Saleem Sameer, Ullah Waqas, Syed Mubbasher Ameer, Megaly Michael, Thalambedu Nishanth, Younas Sundas, Zahid Salman, Alam Mahboob, Virani Salim S, Verma Divya Ratan, Abdul-Waheed Mohammad, Fischman David L
Cardiovascular Medicine, University of Kentucky, Bowling Green, Kentucky, USA.
Cardiovascular Medicine, Thomas Jefferson University Hospitals, Philadelphia, Pennsylvania, USA.
Catheter Cardiovasc Interv. 2021 Nov 1;98(5):940-947. doi: 10.1002/ccd.29789. Epub 2021 Jun 10.
The comparative efficacy and safety of valve-in-valve transcatheter aortic valve replacement (ViV-TAVR) and redo-surgical AVR (redo-SAVR) in patients with degenerated bioprosthetic aortic valves remain unknown.
Digital databases were searched to identify relevant articles. Unadjusted odds ratios for dichotomous outcomes were calculated using a random effect model. A total of 11 studies comprising 8326 patients (ViV-TAVR = 4083 and redo-SAVR = 4243) were included.
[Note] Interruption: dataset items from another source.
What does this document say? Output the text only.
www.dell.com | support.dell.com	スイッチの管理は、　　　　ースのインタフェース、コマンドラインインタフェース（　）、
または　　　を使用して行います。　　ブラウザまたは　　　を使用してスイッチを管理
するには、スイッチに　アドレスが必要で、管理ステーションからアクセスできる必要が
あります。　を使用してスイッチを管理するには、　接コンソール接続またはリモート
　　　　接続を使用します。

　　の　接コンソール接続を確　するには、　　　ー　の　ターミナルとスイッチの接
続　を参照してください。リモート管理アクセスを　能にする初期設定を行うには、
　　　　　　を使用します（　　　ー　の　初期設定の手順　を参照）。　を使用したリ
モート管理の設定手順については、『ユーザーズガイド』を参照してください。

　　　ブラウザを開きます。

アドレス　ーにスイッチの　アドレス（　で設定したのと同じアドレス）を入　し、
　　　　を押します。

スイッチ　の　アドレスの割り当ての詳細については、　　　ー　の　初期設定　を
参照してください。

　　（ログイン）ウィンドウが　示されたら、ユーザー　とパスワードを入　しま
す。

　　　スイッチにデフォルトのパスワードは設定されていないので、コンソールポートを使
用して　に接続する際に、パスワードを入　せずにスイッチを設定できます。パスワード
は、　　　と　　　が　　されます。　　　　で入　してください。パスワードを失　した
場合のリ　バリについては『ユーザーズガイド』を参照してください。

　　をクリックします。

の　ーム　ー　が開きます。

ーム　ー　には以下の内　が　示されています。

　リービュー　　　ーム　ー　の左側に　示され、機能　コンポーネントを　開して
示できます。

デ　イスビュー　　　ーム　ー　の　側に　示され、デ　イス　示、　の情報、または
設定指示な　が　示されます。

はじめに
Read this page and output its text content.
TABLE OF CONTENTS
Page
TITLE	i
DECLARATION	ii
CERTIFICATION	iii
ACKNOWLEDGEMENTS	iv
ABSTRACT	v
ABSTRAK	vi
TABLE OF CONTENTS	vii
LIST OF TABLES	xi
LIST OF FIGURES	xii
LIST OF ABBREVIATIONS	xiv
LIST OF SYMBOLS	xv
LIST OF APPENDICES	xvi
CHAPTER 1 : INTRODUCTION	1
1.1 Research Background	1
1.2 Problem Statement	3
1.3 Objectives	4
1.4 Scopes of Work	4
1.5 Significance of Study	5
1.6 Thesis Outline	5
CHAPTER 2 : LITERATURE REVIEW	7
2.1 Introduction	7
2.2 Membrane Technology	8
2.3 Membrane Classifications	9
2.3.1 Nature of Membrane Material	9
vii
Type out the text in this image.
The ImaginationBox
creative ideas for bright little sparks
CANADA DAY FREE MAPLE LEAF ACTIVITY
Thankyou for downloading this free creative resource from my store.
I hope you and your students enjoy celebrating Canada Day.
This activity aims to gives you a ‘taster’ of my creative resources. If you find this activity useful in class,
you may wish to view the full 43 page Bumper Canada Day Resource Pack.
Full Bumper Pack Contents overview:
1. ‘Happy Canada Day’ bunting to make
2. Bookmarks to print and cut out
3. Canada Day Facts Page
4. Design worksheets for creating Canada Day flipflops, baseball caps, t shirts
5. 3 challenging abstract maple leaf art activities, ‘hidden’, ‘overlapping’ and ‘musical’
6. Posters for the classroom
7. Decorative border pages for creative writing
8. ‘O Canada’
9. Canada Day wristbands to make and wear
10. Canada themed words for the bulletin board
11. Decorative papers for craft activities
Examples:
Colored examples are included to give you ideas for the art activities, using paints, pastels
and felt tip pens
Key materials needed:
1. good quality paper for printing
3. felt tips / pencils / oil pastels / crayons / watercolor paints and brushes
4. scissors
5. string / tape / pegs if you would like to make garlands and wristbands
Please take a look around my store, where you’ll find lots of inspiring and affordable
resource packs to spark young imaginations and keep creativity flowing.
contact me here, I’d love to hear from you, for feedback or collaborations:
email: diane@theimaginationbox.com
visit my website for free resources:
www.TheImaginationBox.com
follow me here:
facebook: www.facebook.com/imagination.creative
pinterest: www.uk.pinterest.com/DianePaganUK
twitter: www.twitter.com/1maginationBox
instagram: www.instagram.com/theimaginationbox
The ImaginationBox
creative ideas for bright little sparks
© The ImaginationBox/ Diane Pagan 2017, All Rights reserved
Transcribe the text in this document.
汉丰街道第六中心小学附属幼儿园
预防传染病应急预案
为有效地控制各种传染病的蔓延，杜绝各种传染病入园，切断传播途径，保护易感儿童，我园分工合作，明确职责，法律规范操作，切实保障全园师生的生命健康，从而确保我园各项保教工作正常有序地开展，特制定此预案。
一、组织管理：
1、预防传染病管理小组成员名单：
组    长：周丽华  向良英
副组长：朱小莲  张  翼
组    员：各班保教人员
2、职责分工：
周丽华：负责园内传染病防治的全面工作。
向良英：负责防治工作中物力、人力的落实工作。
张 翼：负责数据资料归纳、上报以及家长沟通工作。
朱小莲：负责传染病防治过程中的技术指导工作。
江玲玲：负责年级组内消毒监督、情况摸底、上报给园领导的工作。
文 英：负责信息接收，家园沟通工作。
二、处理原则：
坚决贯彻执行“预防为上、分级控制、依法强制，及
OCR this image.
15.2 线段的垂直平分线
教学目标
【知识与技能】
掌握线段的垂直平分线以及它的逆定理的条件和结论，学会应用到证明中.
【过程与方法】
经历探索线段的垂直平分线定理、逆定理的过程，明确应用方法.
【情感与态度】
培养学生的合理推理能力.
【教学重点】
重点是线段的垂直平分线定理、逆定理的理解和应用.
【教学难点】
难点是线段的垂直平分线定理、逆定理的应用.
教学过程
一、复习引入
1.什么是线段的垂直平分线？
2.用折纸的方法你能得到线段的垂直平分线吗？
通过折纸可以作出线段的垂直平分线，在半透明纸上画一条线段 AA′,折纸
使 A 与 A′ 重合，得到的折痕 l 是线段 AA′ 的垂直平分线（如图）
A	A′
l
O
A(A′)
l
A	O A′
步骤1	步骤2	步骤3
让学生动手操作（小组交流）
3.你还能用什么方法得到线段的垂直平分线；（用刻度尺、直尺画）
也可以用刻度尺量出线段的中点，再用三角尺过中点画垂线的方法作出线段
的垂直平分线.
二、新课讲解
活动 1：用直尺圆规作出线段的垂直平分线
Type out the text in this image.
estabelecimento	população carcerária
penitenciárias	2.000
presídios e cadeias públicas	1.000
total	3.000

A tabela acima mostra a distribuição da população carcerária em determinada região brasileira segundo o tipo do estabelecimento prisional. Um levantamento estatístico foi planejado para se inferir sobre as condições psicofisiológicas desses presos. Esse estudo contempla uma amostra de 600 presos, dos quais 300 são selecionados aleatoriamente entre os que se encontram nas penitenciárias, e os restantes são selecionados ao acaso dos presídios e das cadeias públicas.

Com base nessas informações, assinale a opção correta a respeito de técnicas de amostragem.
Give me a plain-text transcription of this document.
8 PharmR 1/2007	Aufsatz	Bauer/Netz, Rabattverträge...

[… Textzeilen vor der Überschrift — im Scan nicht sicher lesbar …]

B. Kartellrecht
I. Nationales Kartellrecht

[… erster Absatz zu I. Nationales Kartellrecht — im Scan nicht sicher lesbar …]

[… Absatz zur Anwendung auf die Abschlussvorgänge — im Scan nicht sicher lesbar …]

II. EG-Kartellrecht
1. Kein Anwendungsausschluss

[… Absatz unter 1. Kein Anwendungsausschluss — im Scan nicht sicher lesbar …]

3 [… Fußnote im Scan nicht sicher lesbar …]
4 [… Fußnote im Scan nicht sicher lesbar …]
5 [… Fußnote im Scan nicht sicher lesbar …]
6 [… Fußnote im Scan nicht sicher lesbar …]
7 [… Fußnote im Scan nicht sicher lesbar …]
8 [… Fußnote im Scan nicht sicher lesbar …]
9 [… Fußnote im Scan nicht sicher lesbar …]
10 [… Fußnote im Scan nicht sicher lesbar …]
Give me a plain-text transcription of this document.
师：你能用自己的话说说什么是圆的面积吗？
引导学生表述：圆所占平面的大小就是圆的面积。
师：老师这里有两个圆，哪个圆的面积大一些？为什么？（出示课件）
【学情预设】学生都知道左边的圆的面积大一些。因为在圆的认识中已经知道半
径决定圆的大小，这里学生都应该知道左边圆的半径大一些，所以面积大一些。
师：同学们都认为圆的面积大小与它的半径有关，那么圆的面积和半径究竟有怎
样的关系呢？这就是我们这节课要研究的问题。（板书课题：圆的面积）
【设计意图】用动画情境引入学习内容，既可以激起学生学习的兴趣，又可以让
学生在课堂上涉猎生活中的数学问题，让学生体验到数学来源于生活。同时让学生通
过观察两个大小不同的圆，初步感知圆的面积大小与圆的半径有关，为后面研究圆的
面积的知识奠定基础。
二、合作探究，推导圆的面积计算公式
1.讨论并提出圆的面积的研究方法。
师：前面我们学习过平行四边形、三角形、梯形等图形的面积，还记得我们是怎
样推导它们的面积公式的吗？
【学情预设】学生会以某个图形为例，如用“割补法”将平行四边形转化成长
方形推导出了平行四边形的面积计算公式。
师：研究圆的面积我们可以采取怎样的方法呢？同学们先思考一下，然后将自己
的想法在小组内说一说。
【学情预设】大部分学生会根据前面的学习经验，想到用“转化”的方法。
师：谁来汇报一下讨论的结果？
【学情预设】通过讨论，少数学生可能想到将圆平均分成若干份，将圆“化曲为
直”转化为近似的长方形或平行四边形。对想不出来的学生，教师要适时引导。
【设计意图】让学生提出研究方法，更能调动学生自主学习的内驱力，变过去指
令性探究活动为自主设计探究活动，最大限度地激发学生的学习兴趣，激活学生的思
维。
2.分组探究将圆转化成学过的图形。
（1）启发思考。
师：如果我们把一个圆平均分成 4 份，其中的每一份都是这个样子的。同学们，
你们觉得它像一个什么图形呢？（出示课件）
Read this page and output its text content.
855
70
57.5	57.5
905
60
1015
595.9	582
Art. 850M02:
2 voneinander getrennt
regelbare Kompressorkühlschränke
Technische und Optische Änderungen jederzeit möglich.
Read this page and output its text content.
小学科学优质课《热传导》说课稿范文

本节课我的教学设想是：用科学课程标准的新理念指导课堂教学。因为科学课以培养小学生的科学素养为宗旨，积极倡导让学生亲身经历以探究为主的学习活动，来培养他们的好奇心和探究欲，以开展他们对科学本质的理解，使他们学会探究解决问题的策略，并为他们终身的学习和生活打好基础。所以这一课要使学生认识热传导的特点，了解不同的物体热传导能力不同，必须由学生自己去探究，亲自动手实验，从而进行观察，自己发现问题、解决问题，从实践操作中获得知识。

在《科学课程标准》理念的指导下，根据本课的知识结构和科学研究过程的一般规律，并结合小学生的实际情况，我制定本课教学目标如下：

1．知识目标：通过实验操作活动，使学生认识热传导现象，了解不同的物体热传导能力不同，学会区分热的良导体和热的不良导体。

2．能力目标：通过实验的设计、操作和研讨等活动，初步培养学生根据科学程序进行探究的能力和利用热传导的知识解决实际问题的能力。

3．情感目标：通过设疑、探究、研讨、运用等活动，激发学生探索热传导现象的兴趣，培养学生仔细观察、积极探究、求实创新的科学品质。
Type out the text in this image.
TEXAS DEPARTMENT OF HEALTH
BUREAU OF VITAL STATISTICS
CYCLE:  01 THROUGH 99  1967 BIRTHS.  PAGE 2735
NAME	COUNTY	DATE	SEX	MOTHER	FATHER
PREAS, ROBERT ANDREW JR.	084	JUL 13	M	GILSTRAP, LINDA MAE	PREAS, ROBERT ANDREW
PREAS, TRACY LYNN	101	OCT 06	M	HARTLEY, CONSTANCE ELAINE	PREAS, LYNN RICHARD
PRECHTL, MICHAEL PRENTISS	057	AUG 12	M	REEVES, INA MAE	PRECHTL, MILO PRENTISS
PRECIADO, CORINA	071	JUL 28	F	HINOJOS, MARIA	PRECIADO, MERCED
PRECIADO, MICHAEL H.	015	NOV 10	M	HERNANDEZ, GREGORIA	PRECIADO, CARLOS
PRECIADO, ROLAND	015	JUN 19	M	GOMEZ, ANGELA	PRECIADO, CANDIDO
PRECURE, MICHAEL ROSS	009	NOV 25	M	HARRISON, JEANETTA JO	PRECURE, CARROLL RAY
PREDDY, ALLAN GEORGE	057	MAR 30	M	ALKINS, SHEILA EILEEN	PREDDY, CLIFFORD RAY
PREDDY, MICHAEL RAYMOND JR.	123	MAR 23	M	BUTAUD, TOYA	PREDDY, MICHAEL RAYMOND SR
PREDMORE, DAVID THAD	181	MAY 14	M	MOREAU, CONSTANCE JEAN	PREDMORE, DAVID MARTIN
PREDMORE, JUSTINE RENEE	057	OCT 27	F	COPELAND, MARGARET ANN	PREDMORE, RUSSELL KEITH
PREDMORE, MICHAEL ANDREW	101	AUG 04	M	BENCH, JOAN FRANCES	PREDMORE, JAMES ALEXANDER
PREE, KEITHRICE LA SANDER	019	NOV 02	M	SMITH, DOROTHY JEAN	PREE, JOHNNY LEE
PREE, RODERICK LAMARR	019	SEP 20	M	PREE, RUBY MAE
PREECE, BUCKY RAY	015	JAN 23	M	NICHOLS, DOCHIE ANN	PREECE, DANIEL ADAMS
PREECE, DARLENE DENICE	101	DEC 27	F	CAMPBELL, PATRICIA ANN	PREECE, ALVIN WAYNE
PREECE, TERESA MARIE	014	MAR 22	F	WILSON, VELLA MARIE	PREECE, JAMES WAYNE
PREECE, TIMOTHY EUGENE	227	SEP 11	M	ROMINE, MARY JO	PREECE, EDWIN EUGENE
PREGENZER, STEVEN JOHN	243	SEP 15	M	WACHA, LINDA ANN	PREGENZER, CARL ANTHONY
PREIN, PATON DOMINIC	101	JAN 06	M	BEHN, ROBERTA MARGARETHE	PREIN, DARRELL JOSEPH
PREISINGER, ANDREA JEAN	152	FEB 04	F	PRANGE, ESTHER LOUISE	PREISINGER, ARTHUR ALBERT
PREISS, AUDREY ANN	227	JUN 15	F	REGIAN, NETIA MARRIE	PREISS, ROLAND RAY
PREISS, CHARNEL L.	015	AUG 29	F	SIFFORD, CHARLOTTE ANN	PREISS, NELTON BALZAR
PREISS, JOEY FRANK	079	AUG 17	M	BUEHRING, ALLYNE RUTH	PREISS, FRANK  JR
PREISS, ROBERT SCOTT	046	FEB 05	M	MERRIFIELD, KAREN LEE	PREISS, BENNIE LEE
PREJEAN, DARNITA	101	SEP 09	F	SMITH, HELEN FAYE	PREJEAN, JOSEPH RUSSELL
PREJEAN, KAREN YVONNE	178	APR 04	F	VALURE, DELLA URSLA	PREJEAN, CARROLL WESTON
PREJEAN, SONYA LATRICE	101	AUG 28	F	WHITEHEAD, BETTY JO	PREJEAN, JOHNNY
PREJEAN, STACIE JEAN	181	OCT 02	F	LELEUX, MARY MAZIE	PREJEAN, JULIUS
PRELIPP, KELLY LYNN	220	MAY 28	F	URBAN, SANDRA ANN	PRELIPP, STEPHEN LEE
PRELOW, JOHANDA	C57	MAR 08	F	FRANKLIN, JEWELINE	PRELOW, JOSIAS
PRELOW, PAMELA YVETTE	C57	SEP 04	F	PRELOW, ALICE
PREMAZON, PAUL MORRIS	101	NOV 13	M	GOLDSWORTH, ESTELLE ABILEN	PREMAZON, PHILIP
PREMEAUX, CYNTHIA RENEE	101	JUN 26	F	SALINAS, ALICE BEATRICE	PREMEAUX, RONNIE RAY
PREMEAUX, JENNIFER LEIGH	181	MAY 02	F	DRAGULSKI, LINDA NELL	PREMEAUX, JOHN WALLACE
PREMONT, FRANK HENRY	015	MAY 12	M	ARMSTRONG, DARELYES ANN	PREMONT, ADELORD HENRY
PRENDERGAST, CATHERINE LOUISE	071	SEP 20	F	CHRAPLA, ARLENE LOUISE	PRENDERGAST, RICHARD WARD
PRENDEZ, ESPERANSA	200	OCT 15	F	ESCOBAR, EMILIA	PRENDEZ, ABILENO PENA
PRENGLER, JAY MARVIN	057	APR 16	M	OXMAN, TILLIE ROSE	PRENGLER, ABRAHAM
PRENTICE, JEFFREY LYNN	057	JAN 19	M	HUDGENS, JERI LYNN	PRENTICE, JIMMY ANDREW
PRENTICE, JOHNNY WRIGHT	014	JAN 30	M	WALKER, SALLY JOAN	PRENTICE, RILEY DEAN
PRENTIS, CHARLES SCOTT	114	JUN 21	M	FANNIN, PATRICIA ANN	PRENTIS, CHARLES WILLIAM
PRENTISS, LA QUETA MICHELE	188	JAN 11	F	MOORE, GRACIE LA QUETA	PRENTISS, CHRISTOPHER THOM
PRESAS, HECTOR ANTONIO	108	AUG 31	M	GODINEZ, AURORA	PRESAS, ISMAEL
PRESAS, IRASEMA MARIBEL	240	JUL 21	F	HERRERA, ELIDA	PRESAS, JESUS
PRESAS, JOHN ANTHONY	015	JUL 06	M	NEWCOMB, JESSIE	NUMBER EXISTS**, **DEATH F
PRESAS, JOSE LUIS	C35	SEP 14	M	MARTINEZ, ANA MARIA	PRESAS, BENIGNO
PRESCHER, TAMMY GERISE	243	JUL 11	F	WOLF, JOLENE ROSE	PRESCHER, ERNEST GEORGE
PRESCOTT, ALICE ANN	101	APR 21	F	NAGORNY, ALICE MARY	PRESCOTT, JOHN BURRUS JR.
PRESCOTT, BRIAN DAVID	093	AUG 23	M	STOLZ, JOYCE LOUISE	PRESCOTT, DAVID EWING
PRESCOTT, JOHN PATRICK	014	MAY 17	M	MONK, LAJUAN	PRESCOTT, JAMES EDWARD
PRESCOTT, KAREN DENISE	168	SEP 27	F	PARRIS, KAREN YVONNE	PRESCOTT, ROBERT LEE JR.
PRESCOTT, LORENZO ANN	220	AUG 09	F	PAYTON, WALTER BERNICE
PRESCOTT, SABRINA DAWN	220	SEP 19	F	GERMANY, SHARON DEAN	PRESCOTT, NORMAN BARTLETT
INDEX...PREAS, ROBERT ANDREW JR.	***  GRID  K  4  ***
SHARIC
The mean age of patients undergoing ViV-TAVR was older, 76 years compared to 73 years for those undergoing SAVR. The baseline characteristics for patients in ViV-TAVR vs. redo-SAVR groups were comparable. At 30-days, the odds of all-cause mortality (OR 0.45, 95% CI 0.30-0.68, p = .0002), cardiovascular mortality (OR 0.44, 95% CI 0.26-0.73, p = .001) and major bleeding (OR 0.29, 95% CI 0.15-0.54, p = .0001) were significantly lower in patients undergoing ViV-TAVR compared to redo-SAVR. There were no significant differences in the odds of cerebrovascular accidents (OR 0.91, 95% CI 0.52-1.58, p = .74), myocardial infarction (OR 0.92, 95% CI 0.44-1.92, p = .83) and permanent pacemaker implantation (PPM) (OR 0.54, 95% CI 0.27-1.07, p = .08) between the two groups. During mid to long-term follow up (6-months to 5-years), there were no significant differences between ViV-TAVR and redo-SAVR for all-cause mortality, cardiovascular mortality and stroke. ViV-TAVR was, however, associated with higher risk of prosthesis-patient mismatch and greater transvalvular pressure gradient post-implantation.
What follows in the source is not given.